Cariës = tandbederf = gaatje in tand of kies

  • Ontstaat doordat bacteriën suiker in je mond omzetten in zuur
  • Zuur tast glazuur aan en vervolgens het tandbeen
  • Fluoride in tandpasta versterkt het tandglazuur

7.3
De 4 bouwstoffen zijn: water, eiwitten, vetten en mineralen

  • Vet is bouwstof van het celmembraan
  • Calcium/kalk is bouwstof voor botcellen
  • Fosfor is bouwstof voor bot en tandglazuur
  • Ijzer is bouwstof voor rode bloedcellen (anders bloedarmoede)

Eiwit = keten van aminozuren
Functies eiwitten:

  • Opbouw van cellen/weefsels
  • Organen op de plaats houden = structuureiwitten (bijv. collageen)
  • Transport van stoffen in het bloed en in cellen (bijv. hemoglobine in bloed voor O2)
  • Regeling van processen (o.a. bij afweer en vertering)

ADH = aanbevolen dagelijkse hoeveelheid
Te weinig vitamine/mineralen leidt tot gebrekziektes:

  • Te weinig Vitamine A > nachtblindheid
  • Te weinig Vitamine D > Engelse ziekte (= zachte en kromme botten)

Anorexia nervosa           = ‘lijnziekte’, extreem willen afvallen door verkeerd beeld eigen lijf
Boulimia nervosa             = stoornis met vreetaanvallen. Na aanval moet eten er dwangmatig uit door sporten of braken

7.4
Schimmels en bacteriën veroorzaken voedselbederf
Voedselbederf kan leiden tot > voedselinfectie (buikpijn, braken, diarree)
Schimmels bestaan uit schimmeldraden, met daarop kleine bolletjes met sporen voor de voortplanting

Bacterie:

  • Eencellig
  • Vermeerderen d.m.v. celdeling (generatietijd = tijd die bacterie nodig heeft om te delen)

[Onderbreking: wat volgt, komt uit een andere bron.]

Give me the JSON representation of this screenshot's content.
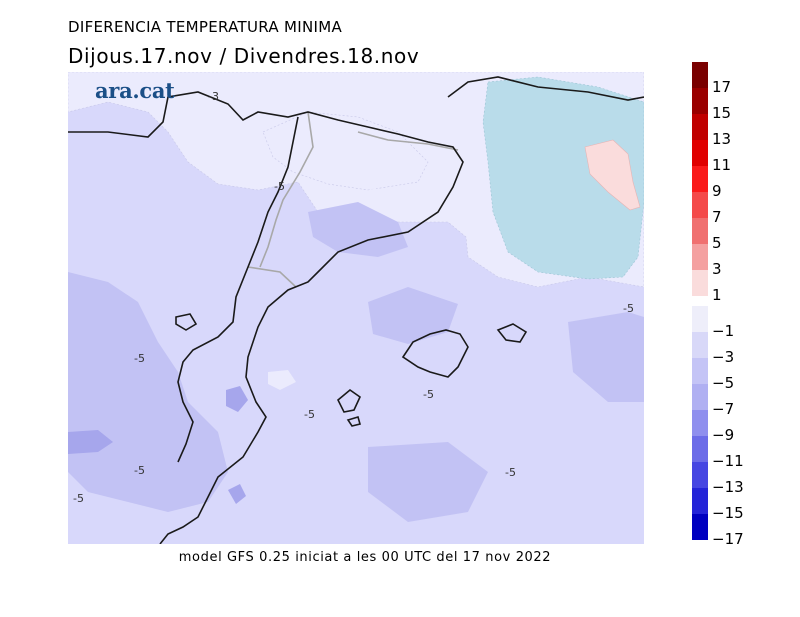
{
  "header": {
    "title": "DIFERENCIA TEMPERATURA MINIMA",
    "subtitle": "Dijous.17.nov / Divendres.18.nov"
  },
  "logo_text": "ara.cat",
  "footer": "model GFS 0.25 iniciat a les 00 UTC del 17 nov 2022",
  "map_labels": [
    "-3",
    "-5",
    "-5",
    "-5",
    "-5",
    "-5",
    "-5",
    "-5",
    "-5"
  ],
  "legend": {
    "colors": [
      "#7a0000",
      "#9a0000",
      "#c00000",
      "#e00000",
      "#fa1a1a",
      "#f44a4a",
      "#f07070",
      "#f4a0a0",
      "#fadcdc",
      "#eeeefa",
      "#d8d8f8",
      "#c4c4f6",
      "#b0b0f2",
      "#8f8fee",
      "#6c6ce8",
      "#4646e2",
      "#2424d8",
      "#0000c0"
    ],
    "labels": [
      "17",
      "15",
      "13",
      "11",
      "9",
      "7",
      "5",
      "3",
      "1",
      "−1",
      "−3",
      "−5",
      "−7",
      "−9",
      "−11",
      "−13",
      "−15",
      "−17"
    ]
  },
  "colors": {
    "field_dominant": "#d8d8fb",
    "field_light": "#ebebfd",
    "field_dark": "#c2c2f4",
    "field_darker": "#a6a6ec",
    "sea_warm": "#b9dcea",
    "warm_spot": "#fadcdc",
    "coast": "#1a1a1a",
    "border": "#a8a8a8"
  }
}
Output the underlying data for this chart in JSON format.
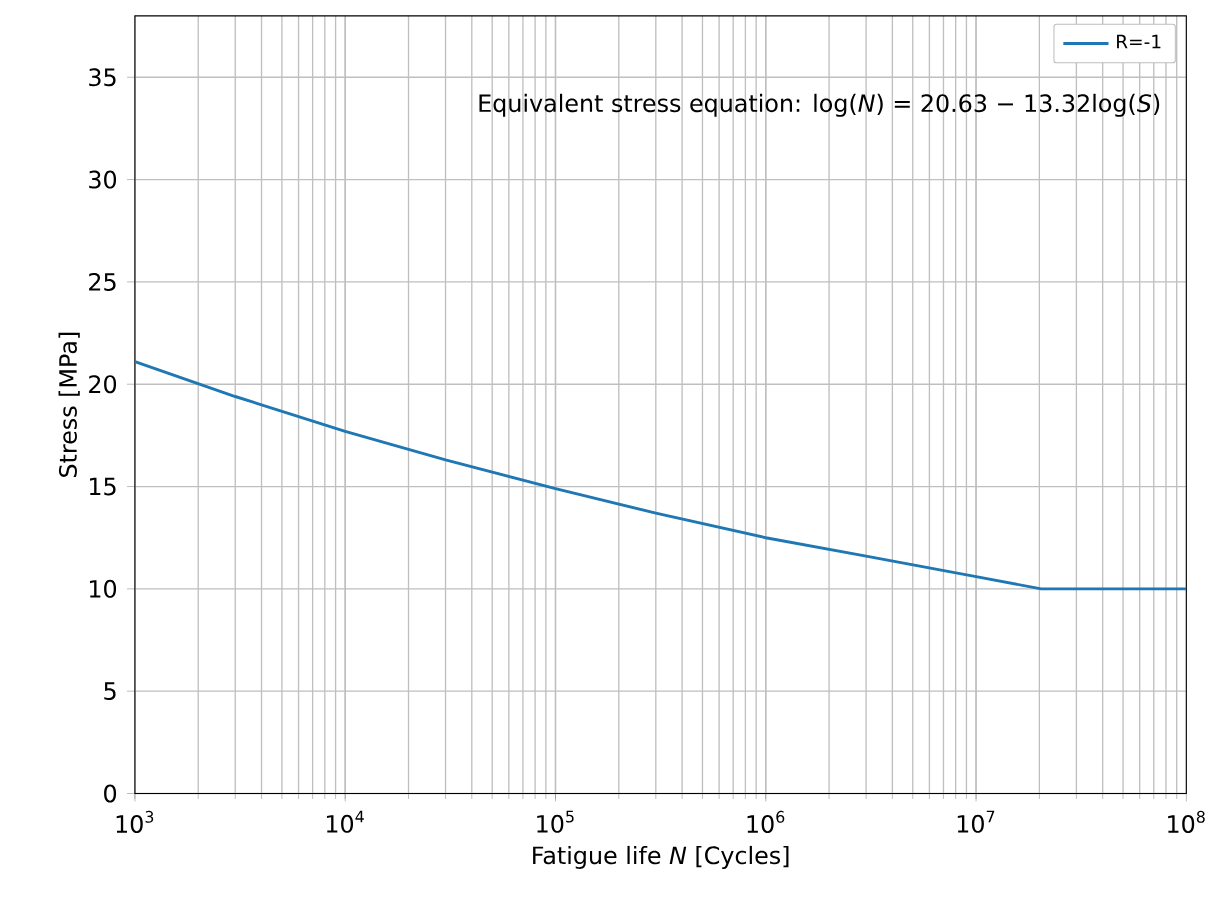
{
  "chart_data": {
    "type": "line",
    "xlabel": "Fatigue life *N* [Cycles]",
    "ylabel": "Stress [MPa]",
    "annotations": [
      "Equivalent stress equation: log(*N*) = 20.63 − 13.32log(*S*)"
    ],
    "x": [
      1000,
      3000,
      10000,
      30000,
      100000,
      300000,
      1000000,
      3000000,
      10000000,
      20400000,
      100000000
    ],
    "series": [
      {
        "name": "R=-1",
        "color": "#1f77b4",
        "values": [
          21.1,
          19.4,
          17.7,
          16.3,
          14.9,
          13.7,
          12.5,
          11.6,
          10.6,
          10.0,
          10.0
        ]
      }
    ],
    "xlim": [
      1000,
      100000000
    ],
    "xticks": [
      {
        "value": 1000,
        "label": "10$^{3}$"
      },
      {
        "value": 10000,
        "label": "10$^{4}$"
      },
      {
        "value": 100000,
        "label": "10$^{5}$"
      },
      {
        "value": 1000000,
        "label": "10$^{6}$"
      },
      {
        "value": 10000000,
        "label": "10$^{7}$"
      },
      {
        "value": 100000000,
        "label": "10$^{8}$"
      }
    ],
    "ylim": [
      0,
      38
    ],
    "yticks": [
      0,
      5,
      10,
      15,
      20,
      25,
      30,
      35
    ],
    "log": "x",
    "grid": true,
    "legend": "top right",
    "marker": "none",
    "line_style": "solid"
  }
}
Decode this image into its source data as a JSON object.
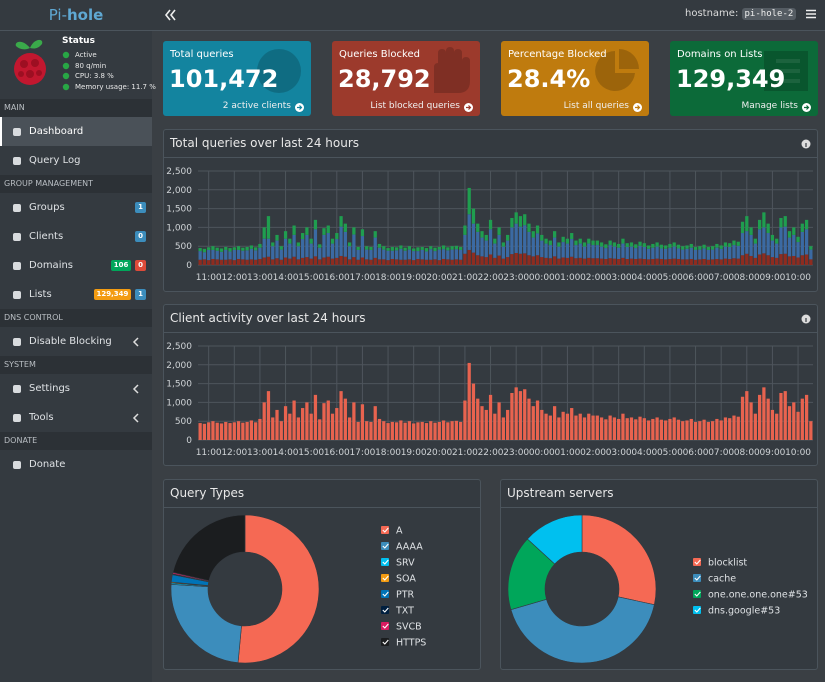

Deling bacterie bestaat uit 4 fases:

  • Lagfase:                              de aanpassingsfase
  • Groeifase:                          celdelingen
  • Stationaire fase:              zowel celdeling als stervende bacteriën > aantal blijft gelijk
  • Afstervingsfase:              te veel gifstoffen waardoor bacteriën weer doodgaan

Conserveren = voedselbederf voorkomen of vertragen,  bijv:

  • Voedsel verhitten
    • Steriliseren = heel hoge temperatuur > alle schimmels en bacteriën dood
    • Pasteuriseren = iets lagere temperatuur  > sommige bacteriën overleven  > minder lang houdbaar
  • Koelen/vriezen
  • Conserveermiddelen toevoegen zoals zout, suiker of azijn
  • Vacuüm (luchtdicht) > geen zuurstof
  • Voedsel drogen

Additieven = toegevoegde stoffen (E-nummers), zoals kleur/geur/smaakstoffen, conserveermiddelen, emulgatoren (laten water en vet goed mengen), anti-oxidanten en stabilisatoren

7.5
3 type ziekteverwekkers:

  • Bacterie
    • Veel bacteriën maken toxinen = gifstoffen
  • Schimmels
    • Veel schimmels maken ook toxinen = gifstoffen
  • Parasieten = organisme die alleen kan overleven in of op ander organisme (de gastheer)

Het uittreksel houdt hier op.